The law was annulled by the Constitutional court on August 1 for having been passed without quorum in parliament. On Monday, President Museveni urged NRM legislators pushing for its enactment to tread carefully.
According to the 10-page agreement seen by The Observer, some of Mercury’s tasks will include “managing media relations”. Among other assignments, the firm will “monitor coverage of President Museveni as well as the country as a whole.”
Mercury Public Affairs LLC will also provide consulting and communications services, promote trade and investment opportunities in Uganda while developing special initiatives such as the “Uganda Enterprise Empowerment Initiative” (UEEI).
Other services to be rendered by Mercury Public Affairs LLC shall include:
Managing media relations and monitoring all media globally with an emphasis on USA. This includes print, digital for coverage of the president and the republic of Uganda.
Disseminate information about Uganda using all available avenues, documents and report these publications, documentaries and stories to the press unit of the president/office of the press secretary to ensure regular and updated briefings to the presidency.
“Where possible some of these reports will be circulated widely in the local media using the State House portal,” the agreement partly reads.
State House was expected to make a down payment of $150,000 (Shs 390m) upon the signing of the agreement. Thereafter State House is supposed to make a monthly payment of $50,000 (Shs 130 million).

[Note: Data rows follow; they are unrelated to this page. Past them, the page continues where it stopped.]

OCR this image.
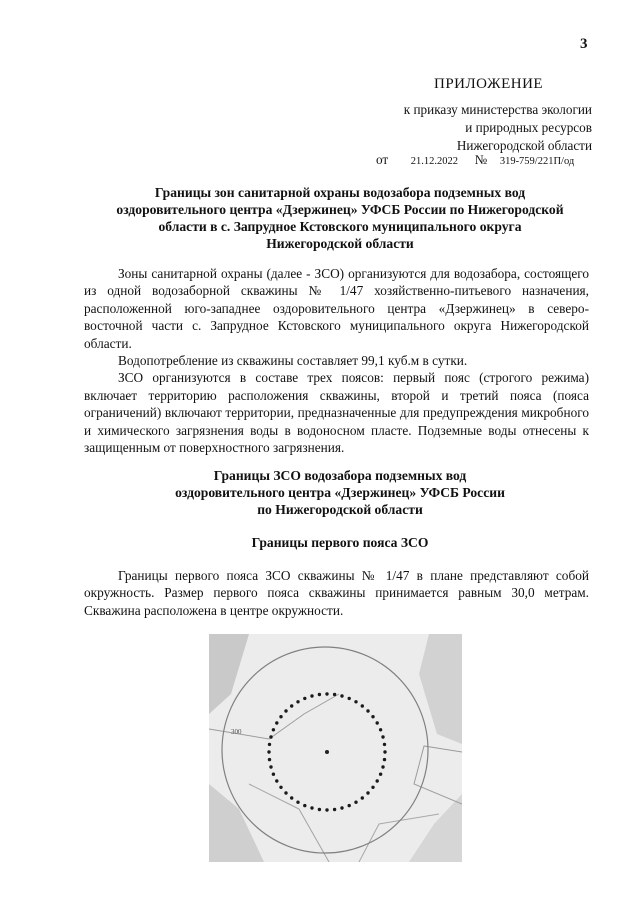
3
ПРИЛОЖЕНИЕ
к приказу министерства экологии
и природных ресурсов
Нижегородской области
от 21.12.2022 № 319-759/221П/од
Границы зон санитарной охраны водозабора подземных вод
оздоровительного центра «Дзержинец» УФСБ России по Нижегородской
области в с. Запрудное Кстовского муниципального округа
Нижегородской области

Зоны санитарной охраны (далее - ЗСО) организуются для водозабора, состоящего из одной водозаборной скважины № 1/47 хозяйственно-питьевого назначения, расположенной юго-западнее оздоровительного центра «Дзержинец» в северо-восточной части с. Запрудное Кстовского муниципального округа Нижегородской области.

Водопотребление из скважины составляет 99,1 куб.м в сутки.

ЗСО организуются в составе трех поясов: первый пояс (строгого режима) включает территорию расположения скважины, второй и третий пояса (пояса ограничений) включают территории, предназначенные для предупреждения микробного и химического загрязнения воды в водоносном пласте. Подземные воды отнесены к защищенным от поверхностного загрязнения.

Границы ЗСО водозабора подземных вод
оздоровительного центра «Дзержинец» УФСБ России
по Нижегородской области
Границы первого пояса ЗСО

Границы первого пояса ЗСО скважины № 1/47 в плане представляют собой окружность. Размер первого пояса скважины принимается равным 30,0 метрам. Скважина расположена в центре окружности.

300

Headquartered in New York, Mercury Public Affairs LLC (www.mercuryllc.com) is part of the Omnicom Group Inc., a leading global advertising and marketing communications services company. It describes itself as a high-stakes public strategy firm. The firm says it uses expertise and reach to gain competitive advantage for clients.
“Our expertise comes from extensive must-win campaign experience and operating successfully at the highest rung of business, government, politics and media.
“Our reach is the ability to use strategic intelligence to mobilise the message and persuade the toughest audiences,” the firm says.
The firm further says it has advised and executed successful election and public affairs campaigns on five continents.
“We are successful because we don’t guess. Through market research, we ensure local knowledge and cultural understanding. Then we combine those insights with strategic practices — such as positioning, branding, social media, digital communication and grassroots mobilization — to achieve wins for our clients.”
One of the partners of the company is Vin Weber, a former Republican congressman and campaign adviser to Mitt Romney, who was defeated by Barack Obama in the last US election. Mercury Public Affairs LLC is not the first international public relations firm to be contracted to shore up the image of the Ugandan government or that of President Museveni.
The Observer reported in 2005 that government had paid Hill & Knowlton, a London-based firm, Shs 1.6 billion to polish the image of the Ugandan government, which had been stained by a poor human rights record and a restrictive political environment.
The PR firm had itself been criticised in the past for working with governments such as Indonesia and Turkey, whose human rights records were suspect. Later in 2012, the government paid an Irish firm, Glenevin Operational Risk and Security Consultancy, Shs 2.3bn to clean up its image, which had been dented by the opposition walk-to-work protests.
Asked to comment on the development yesterday, Nakyobe said: “I cannot comment about anything.”